Uncertain prognosis: California workers face a whirlwind of change as employers seek alternatives to costly HMOs
By Clea Benson
The Sacramento Bee
November 9, 2005
Because HMOs are more tightly regulated than other types of health insurance, most of the plans that shift costs to consumers are preferred-provider organizations, or PPOs. They give patients more flexibility in choosing their doctors than HMOs, but also give insurers more flexibility to change what they cover and how they charge for it.
Unlike PPOs, HMOs must cover certain benefits, such as maternity care. The state Legislature has passed 23 bills in the past seven years mandating that HMOs cover specific health costs.
(In California) eight out of 10 employers who provide health insurance are offering PPO coverage, up from just under half of employers in 1996. Meanwhile, only four out of 10 companies are offering HMO plans this year, down from six out of 10 in 1996, according to the Kaiser Family Foundation.
And the gap in premiums between HMOs – traditionally the cheaper option – and PPOs is dwindling, because HMOs can’t easily pass rising costs on to consumers. In some workplaces, HMOs now cost more than PPOs.

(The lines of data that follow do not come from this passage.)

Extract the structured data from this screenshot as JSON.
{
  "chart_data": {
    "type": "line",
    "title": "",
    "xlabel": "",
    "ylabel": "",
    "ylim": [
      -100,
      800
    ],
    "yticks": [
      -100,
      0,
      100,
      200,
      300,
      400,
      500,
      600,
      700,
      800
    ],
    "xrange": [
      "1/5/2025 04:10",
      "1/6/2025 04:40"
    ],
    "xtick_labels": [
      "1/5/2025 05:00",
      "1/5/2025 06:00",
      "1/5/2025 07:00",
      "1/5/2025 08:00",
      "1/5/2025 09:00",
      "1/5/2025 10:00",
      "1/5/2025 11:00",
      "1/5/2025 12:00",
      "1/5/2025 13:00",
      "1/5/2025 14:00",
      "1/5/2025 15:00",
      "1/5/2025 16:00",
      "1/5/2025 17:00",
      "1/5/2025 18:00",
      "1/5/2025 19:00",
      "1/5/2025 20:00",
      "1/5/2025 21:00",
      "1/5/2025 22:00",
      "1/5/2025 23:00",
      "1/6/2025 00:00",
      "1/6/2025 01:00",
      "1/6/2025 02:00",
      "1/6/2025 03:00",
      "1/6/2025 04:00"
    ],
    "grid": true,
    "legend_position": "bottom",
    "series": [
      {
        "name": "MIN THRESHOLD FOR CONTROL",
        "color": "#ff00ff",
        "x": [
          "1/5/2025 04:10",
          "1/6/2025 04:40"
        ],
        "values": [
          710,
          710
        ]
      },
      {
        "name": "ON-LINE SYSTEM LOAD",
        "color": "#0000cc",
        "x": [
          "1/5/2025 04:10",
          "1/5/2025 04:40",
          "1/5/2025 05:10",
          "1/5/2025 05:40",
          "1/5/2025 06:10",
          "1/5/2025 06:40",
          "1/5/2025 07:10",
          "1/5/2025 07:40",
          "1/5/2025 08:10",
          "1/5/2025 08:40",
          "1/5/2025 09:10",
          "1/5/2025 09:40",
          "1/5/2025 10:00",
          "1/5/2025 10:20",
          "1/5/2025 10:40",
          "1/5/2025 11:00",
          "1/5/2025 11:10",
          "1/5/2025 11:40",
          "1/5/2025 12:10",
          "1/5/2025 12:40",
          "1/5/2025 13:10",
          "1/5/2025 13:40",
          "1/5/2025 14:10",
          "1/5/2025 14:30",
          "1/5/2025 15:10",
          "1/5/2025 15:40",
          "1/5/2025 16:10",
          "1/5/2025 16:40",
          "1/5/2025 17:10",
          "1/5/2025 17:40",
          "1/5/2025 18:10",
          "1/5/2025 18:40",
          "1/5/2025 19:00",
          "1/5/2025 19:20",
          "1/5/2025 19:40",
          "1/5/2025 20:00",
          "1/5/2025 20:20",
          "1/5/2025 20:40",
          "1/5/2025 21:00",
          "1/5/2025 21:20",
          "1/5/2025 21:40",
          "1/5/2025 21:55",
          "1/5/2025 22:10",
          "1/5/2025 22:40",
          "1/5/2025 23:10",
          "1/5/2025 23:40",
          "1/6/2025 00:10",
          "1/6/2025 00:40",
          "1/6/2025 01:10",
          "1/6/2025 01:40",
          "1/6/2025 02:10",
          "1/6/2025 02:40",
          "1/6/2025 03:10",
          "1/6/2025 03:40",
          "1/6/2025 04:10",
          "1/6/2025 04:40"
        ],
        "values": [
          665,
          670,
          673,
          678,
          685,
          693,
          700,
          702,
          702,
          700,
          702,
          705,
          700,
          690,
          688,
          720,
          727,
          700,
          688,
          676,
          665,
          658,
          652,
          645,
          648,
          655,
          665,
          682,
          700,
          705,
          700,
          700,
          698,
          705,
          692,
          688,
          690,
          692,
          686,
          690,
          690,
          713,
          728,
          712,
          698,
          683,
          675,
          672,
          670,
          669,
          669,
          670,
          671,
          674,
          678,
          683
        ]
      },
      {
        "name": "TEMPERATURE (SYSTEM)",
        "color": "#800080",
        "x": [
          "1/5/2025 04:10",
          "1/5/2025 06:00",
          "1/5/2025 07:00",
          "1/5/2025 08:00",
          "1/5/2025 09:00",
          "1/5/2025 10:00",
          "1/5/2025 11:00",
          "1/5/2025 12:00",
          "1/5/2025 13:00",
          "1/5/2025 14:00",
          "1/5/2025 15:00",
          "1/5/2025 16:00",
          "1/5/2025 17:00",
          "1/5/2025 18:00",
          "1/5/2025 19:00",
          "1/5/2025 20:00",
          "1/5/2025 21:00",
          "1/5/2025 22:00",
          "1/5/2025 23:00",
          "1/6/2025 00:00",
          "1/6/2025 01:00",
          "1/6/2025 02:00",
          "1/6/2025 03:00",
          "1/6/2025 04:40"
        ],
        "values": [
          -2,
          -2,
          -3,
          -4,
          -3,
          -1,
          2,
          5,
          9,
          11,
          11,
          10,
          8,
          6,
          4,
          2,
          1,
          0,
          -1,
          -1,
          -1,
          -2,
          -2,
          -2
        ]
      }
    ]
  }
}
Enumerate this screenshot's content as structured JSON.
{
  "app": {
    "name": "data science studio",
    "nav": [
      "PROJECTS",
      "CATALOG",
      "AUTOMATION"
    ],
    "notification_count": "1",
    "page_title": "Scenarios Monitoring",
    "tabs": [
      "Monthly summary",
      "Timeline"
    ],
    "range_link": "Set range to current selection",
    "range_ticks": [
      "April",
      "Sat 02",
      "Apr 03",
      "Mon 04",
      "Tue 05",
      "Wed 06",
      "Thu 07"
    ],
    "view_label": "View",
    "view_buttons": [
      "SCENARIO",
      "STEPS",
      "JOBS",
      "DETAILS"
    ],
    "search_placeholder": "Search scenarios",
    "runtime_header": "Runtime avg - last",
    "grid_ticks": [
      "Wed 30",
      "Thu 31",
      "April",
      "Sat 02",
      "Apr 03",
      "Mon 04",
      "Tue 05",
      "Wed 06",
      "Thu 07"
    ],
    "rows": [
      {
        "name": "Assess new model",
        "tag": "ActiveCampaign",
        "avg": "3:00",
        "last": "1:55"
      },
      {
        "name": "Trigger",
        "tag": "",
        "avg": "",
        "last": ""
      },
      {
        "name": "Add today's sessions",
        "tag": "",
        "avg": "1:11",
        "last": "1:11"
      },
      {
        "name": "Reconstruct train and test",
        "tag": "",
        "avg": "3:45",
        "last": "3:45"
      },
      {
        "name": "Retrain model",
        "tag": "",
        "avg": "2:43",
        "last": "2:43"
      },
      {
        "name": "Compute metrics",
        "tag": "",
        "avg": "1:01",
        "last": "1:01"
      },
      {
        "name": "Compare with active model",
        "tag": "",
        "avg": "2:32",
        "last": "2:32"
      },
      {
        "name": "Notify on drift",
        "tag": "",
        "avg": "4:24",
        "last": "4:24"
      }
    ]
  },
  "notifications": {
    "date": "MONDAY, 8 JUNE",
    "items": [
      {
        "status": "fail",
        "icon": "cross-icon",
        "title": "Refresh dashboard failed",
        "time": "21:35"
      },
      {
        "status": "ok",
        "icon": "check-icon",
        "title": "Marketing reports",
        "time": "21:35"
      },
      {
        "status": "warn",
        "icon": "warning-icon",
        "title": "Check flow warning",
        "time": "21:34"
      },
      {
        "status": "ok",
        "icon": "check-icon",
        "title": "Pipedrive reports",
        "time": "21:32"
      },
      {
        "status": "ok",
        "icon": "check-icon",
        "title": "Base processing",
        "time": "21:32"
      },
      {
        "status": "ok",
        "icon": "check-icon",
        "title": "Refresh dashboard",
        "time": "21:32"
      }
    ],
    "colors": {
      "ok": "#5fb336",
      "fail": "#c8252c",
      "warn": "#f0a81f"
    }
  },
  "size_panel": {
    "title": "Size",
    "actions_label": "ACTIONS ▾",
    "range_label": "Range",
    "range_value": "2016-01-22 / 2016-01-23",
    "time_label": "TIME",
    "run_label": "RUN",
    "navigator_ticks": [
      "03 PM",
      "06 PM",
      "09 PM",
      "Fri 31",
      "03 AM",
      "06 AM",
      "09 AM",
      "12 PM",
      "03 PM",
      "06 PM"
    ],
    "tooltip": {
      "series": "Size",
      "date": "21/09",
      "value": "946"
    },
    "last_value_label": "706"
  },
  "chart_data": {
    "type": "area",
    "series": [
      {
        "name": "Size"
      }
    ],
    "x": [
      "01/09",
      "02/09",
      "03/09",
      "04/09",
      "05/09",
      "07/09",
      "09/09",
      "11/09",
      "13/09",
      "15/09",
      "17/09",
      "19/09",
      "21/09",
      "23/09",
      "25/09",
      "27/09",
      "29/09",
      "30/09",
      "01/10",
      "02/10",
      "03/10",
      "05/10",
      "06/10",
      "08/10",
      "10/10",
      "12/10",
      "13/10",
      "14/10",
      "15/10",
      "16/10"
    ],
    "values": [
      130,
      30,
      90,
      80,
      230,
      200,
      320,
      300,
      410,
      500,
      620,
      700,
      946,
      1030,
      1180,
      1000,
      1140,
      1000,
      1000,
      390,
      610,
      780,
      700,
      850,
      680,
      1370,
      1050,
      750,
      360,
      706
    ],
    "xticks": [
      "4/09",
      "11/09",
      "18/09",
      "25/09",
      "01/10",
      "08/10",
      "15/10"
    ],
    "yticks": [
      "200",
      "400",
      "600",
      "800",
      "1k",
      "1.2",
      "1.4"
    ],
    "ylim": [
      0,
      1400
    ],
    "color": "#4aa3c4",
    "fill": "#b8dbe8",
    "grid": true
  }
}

http://www.sacbee.com/content/politics/story/13834795p-14675316c.html
Comment: California HMOs became popular because they provided comprehensive benefits at a lower premium. Although PPOs were more expensive and had greater cost sharing, they were frequently selected by financially secure individuals since they allowed more choice because of their larger panels of providers.

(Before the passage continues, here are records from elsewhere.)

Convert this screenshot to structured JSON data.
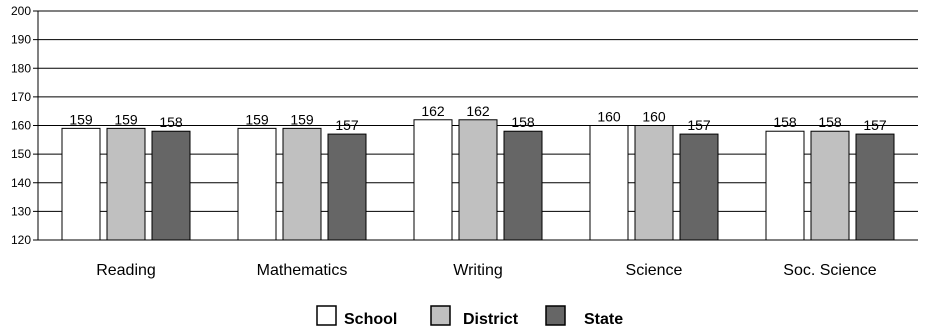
{
  "chart_data": {
    "type": "bar",
    "categories": [
      "Reading",
      "Mathematics",
      "Writing",
      "Science",
      "Soc. Science"
    ],
    "series": [
      {
        "name": "School",
        "values": [
          159,
          159,
          162,
          160,
          158
        ],
        "color": "#ffffff"
      },
      {
        "name": "District",
        "values": [
          159,
          159,
          162,
          160,
          158
        ],
        "color": "#c0c0c0"
      },
      {
        "name": "State",
        "values": [
          158,
          157,
          158,
          157,
          157
        ],
        "color": "#666666"
      }
    ],
    "ylim": [
      120,
      200
    ],
    "yticks": [
      120,
      130,
      140,
      150,
      160,
      170,
      180,
      190,
      200
    ],
    "grid": true,
    "legend_position": "bottom-center",
    "title": "",
    "xlabel": "",
    "ylabel": ""
  }
}
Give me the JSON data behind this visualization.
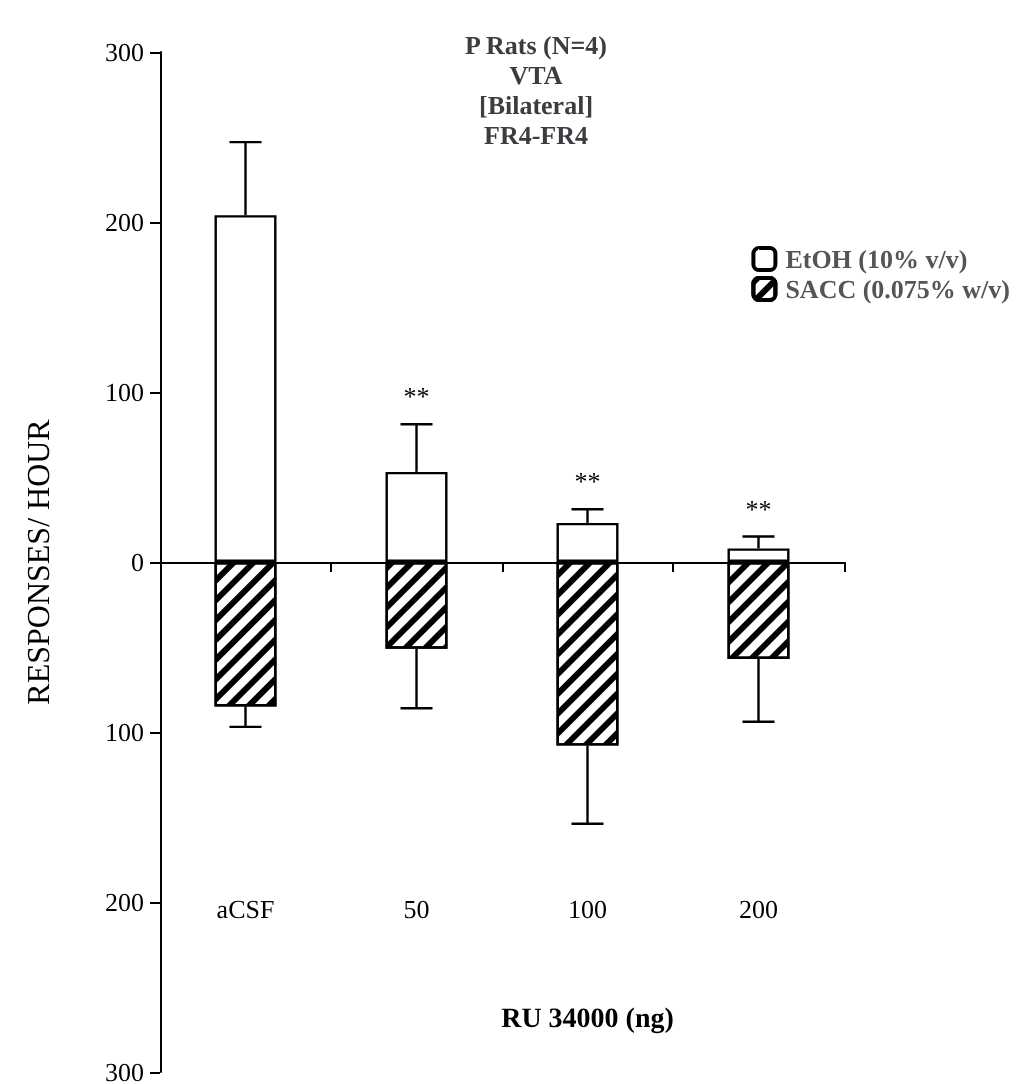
{
  "chart_data": {
    "type": "bar",
    "title": "P Rats (N=4)\nVTA\n[Bilateral]\nFR4-FR4",
    "xlabel": "RU 34000 (ng)",
    "ylabel": "RESPONSES/ HOUR",
    "categories": [
      "aCSF",
      "50",
      "100",
      "200"
    ],
    "series": [
      {
        "name": "EtOH (10% v/v)",
        "color": "#ffffff",
        "values": [
          204,
          53,
          23,
          8
        ],
        "errors": [
          [
            204,
            247
          ],
          [
            53,
            81
          ],
          [
            23,
            31
          ],
          [
            8,
            15
          ]
        ]
      },
      {
        "name": "SACC (0.075% w/v)",
        "color": "#000000",
        "values": [
          -85,
          -51,
          -108,
          -57
        ],
        "errors": [
          [
            -97,
            -85
          ],
          [
            -86,
            -51
          ],
          [
            -154,
            -108
          ],
          [
            -94,
            -57
          ]
        ]
      }
    ],
    "ylim": [
      -300,
      300
    ],
    "yticks": [
      {
        "value": -300,
        "label": "300"
      },
      {
        "value": -200,
        "label": "200"
      },
      {
        "value": -100,
        "label": "100"
      },
      0,
      100,
      200,
      300
    ],
    "annotations": [
      {
        "text": "**",
        "x": "50",
        "y": 81
      },
      {
        "text": "**",
        "x": "100",
        "y": 31
      },
      {
        "text": "**",
        "x": "200",
        "y": 15
      }
    ],
    "legend": "top right",
    "stacked": true
  }
}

Since PPOs are not as tightly regulated as HMOs, they were allowed more flexibility in product design. To improve market share, they needed to slow the increase in premiums. They could do this by limiting benefits and by dramatically increasing deductibles, co-payments and coinsurance. The result was predictable. HMO coverage is being displaced by PPO coverage.
What is the impact on the patient-consumer? As Anthony Wright, executive director of Health Access states, “This new trend is all about placing more risk and more cost onto the individual.” By making PPOs affordable, health care has become unaffordable.